Corrida de Feira 2018

Feirense irá opinar em orçamento da Defensoria Pública

Objetivo das Conferências Públicas é consultar a população para definir as áreas prioritárias de investimento do orçamento institucional
2018-04-10 10:59:50
Crédito: Reprodução

O ano de 2018 está no quarto mês, mas a Defensoria Pública do Estado da Bahia (DPE/BA) já começa a planejar seu orçamento para 2019. Quais as prioridades? Em quais áreas investir mais? É para ouvir o cidadão baiano sobre quais demandas a Defensoria deve priorizar que acontecerá a série de Conferências Públicas sobre o Orçamento Participativo 2019 da Instituição, na quinta-feira (12) em Feira de Santana. O encontro será realizado às 8h30, no Instituto de Educação Gastão Guimarães, Avenida Sampaio, nº 13, Centro.


Até o final mês de maio, as conferências deverão abranger todas as comarcas onde a DPE/BA está presente. “O orçamento participativo é um instrumento importante e democrático construído de forma coletiva entre a Defensoria e a sociedade. São várias mãos trabalhando para definir as nossas prioridades. Convidamos os cidadãos de toda a Bahia, que são a razão de ser da Defensoria. Não precisa inscrição prévia, é só comparecer”, convidou o defensor público geral, Clériston Cavalcante de Macêdo.


Como funciona


Desde 2015, a Defensoria Pública vem realizando as Conferências Públicas do Orçamento Participativo. Cada cidadão ou representante de organizações da sociedade civil e movimentos populares pode opinar, em um questionário, sobre quais áreas de atuação deverão ser intensificadas pela Defensoria no ano seguinte. Pode-se também opinar e debater os temas com os presentes.


Os questionários poderão ser respondidos e depositados nas urnas espalhadas nas sedes da Defensoria Pública na capital e no interior do Estado.
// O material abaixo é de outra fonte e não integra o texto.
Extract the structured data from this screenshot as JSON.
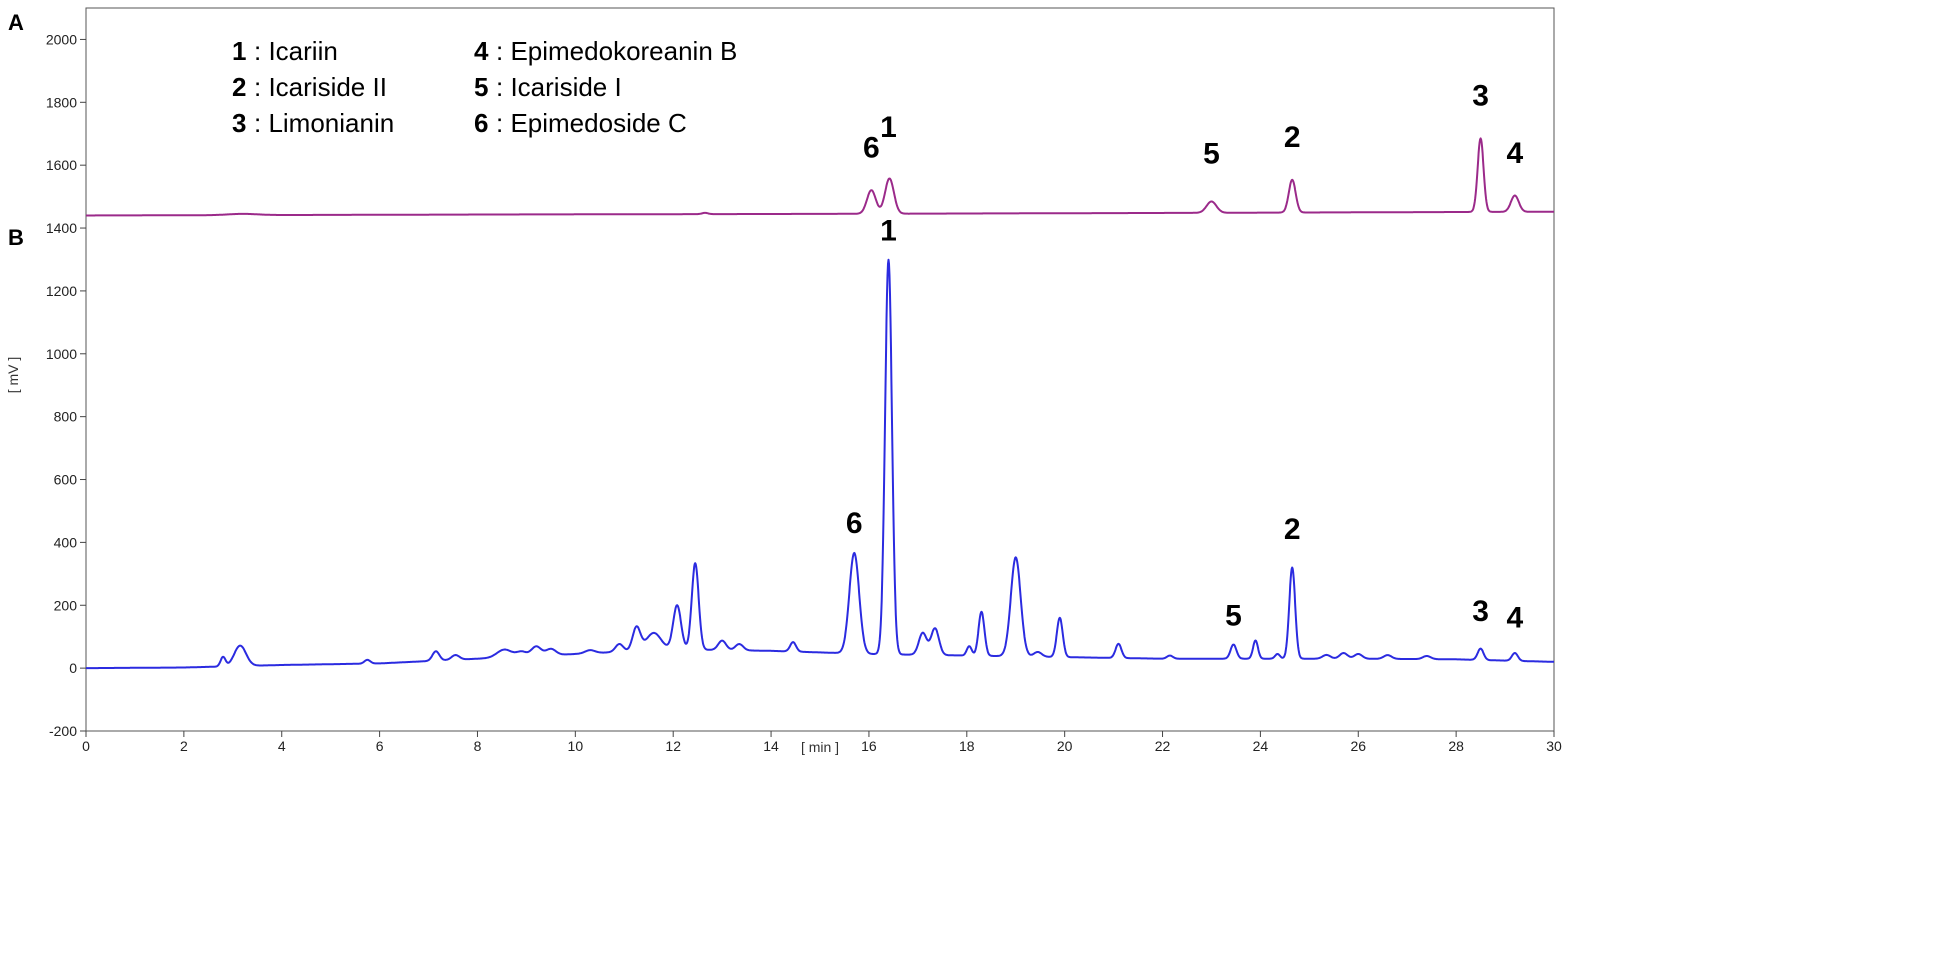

Pela internet, o formulário estará disponível no site. O prazo para preenchimento termina no dia 25 de maio de 2018, quando a série de conferências públicas será encerrada, em Salvador.


Para seleção o documento traz temas importantes na ampliação à garantia de direitos à população: intensificação na área de educação em direitos; atuação no sistema de proteção da dignidade das pessoas envolvidas na relação familiar; fortalecimento da oferta de serviços ligados a grupos vulneráveis; atuação em sistemas de proteção como os das mulheres em situação de violência, das crianças e adolescentes e dos idosos.


Traz também questões como atuação nas causas que envolvem conflitos de terra e direito à moradia; direitos dos consumidores; saúde na rede pública e privada; defesa do aceso de pessoas com dependência química e seus familiares à assistência psicossocial; redução de conflitos nas unidades prisionais e busca de alternativas à prisão e defesa dos presos também entram na lista de iniciativas prioritárias da Instituição.